Dr. Marissa is concerned about the negative effects that come with chronic inflammation. The effects range from allergies to life threatening diseases. Headaches, back pain and neck pain may also be a sign of chronic inflammation.

Chronic inflammation also often manifests as an autoimmune condition, such as fibromyalgia, lupus and rheumatoid arthritis. The body reacts to a non-existent threat and attacks its own tissues.

In other cases, chronic inflammation can be mild enough to go unnoticed yet cause significant cumulative damage over time to one or more organs or systems. The possible results can include cancer, heart disease, diabetes or osteoporosis.

 

The food factor

Along with regular chiropractic care, you can reduce or prevent out of control inflammation with smart food choices.

Research tells us that what we eat is directly associated with blood levels of C-reactive protein (CRP). This protein is a key marker for measuring inflammation. A typical modern diet – heavy in refined grains, sweets and other processed foods – correlates with high CRP levels. Obesity, also rampant today, leads to higher levels of chronic inflammation (Arch Intern Med 2007;167:31-9)

Eating to prevent chronic inflammation is not complicated; an anti inflammatory diet is in line with the smart food choices Dr. Marissa already recommends for patients to maintain optimal wellness.

 

Beneficial Antioxidants

Vegetables are rich in antioxidants, such as vitamins A, C and E, and Selenium. These nutrients protect cells from damaging chemicals called free radicals. In fact, antioxidant therapy shows great promise as a treatment for immunodeficiency conditions that arise from chronic inflammation. Intake of the antioxidants vitamins C and E, and Selenium is associated with lower blood levels of CRP (Eur J Clin Nutr 2008;62:127-37).

 

Fatty Acids

The essential fatty acids- omega-3 and omega-6- are so named because they cannot be manufactured by the body.
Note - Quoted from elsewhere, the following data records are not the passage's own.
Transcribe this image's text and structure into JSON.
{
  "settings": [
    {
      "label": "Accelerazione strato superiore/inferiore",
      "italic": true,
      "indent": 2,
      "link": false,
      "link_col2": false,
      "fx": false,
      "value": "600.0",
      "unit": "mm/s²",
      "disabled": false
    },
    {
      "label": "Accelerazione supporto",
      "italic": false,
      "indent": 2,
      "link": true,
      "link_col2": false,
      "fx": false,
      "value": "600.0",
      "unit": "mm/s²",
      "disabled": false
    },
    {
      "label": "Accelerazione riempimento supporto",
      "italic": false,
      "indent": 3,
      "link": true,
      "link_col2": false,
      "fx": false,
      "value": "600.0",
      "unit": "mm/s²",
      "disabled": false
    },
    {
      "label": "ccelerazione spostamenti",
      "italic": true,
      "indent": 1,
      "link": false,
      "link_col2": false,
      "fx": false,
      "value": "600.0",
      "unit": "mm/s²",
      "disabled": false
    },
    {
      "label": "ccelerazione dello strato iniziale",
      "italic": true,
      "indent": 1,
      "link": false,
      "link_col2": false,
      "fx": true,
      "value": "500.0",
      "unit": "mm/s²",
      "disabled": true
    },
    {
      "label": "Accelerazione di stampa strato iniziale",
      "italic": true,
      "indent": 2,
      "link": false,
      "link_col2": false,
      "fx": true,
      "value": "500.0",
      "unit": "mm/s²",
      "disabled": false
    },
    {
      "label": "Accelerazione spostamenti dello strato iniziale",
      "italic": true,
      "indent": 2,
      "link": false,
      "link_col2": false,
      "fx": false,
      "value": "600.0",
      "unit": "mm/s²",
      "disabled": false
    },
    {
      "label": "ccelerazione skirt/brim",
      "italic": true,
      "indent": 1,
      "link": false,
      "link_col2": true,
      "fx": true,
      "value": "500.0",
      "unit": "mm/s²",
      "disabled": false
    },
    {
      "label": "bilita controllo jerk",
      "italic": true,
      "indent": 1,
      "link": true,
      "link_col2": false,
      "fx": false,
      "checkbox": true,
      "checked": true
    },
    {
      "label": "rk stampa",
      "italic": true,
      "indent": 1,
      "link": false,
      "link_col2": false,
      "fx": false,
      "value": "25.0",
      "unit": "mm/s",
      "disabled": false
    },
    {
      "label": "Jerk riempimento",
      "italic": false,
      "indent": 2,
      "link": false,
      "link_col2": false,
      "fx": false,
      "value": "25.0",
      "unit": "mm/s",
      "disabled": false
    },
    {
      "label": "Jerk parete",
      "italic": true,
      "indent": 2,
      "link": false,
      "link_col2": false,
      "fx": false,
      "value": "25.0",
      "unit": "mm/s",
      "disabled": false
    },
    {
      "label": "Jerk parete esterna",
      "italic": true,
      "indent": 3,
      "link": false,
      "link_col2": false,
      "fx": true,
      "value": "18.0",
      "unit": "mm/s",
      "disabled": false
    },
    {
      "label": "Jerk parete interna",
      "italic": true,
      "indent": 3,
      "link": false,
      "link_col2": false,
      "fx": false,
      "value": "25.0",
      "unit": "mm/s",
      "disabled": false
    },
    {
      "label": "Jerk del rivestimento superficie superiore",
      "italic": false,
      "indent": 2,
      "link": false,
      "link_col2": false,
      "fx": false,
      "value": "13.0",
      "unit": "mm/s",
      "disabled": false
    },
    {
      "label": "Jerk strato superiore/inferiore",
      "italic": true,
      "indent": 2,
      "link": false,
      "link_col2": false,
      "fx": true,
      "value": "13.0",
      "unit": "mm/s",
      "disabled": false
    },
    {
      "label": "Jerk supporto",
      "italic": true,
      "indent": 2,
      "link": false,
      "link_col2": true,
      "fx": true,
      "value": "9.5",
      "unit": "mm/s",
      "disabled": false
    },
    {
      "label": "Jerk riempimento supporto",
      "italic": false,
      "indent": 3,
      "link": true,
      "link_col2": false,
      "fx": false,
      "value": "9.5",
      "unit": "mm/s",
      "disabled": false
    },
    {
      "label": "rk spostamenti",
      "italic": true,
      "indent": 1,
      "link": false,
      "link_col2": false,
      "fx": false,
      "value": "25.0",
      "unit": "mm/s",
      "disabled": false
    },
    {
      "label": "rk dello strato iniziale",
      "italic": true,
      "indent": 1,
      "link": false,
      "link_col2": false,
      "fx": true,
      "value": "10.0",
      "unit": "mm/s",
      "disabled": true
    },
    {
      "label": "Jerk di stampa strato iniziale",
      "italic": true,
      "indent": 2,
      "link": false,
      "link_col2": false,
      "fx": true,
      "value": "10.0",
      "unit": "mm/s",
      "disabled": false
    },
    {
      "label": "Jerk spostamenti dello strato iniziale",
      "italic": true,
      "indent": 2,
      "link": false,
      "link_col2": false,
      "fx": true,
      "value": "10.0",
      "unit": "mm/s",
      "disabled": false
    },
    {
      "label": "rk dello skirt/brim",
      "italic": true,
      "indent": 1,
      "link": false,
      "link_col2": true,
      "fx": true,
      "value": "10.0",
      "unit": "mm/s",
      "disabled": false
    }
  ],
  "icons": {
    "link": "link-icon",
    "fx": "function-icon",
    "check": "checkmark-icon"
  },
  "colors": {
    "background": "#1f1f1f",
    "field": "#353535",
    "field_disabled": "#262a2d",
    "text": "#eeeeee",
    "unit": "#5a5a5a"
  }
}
They must be obtained from food sources. Omega-6 functions to activate the immune system and trigger inflammation. On the other hand, omega-3 converts into powerful compounds that counteract the inflammatory response. Many modern health problems are blamed on a disproportionately high ratio of omega-6 to omega-3 fatty acids in the western diet.

Omega-3 known as DHA is an important building block of the brain. DHA consumption is critical to prevent inflammation of the brain, a precursor to many diseases of the central nervous system.

Fish is the most prominent source of omega-3, particularly DHA. Choose wild fish over farmed fish to maximize the anti-inflammatory effects since the DHA comes from algae and plankton in their natural diet.

Spicy Solutions

Tumeric- Responsible for curry powders yellow color- has been used in traditional Indian medicine for centuries to counteract inflammation. Modern research confirms that turmeric is particularly beneficial against rheumatoid arthritis

Ginger is as effective at reducing swelling as non-steroidal anti-inflammatory drugs. Research shows that it suppresses certain biomechanical processes of chronic inflammation. Unlike conventional drugs, however, ginger has minimal side effects.

 

Trans Fats and Sugar: Two to Avoid

When it comes to preventing chronic inflammation, two foods are best avoided altogether: Trans fats and sugar.

Trans fats are already an infamous nutritional villain. They are synthetically produced by adding hydrogen atoms to certain unsaturated fat molecules- known as hydrogenated oils. A revealing study demonstrated up to 73 percent higher levels of the inflammation marker CRP in individuals in the top 25 percentile of trans fat consumption. Common sources of trans fat to avoid include margarine, vegetable shortening and many processed foods.

Refined sugar and high fructose corn syrup found in many processed foods and drinks triggers spikes in blood sugar. These spikes lead to high insulin levels in the bloodstream. This causes hormonal changes that throw the immune systems out of balance and encourage inflammation. Research confirms that heavy consumption of sugar increases inflammation while a low-sugar diet can dramatically lower it.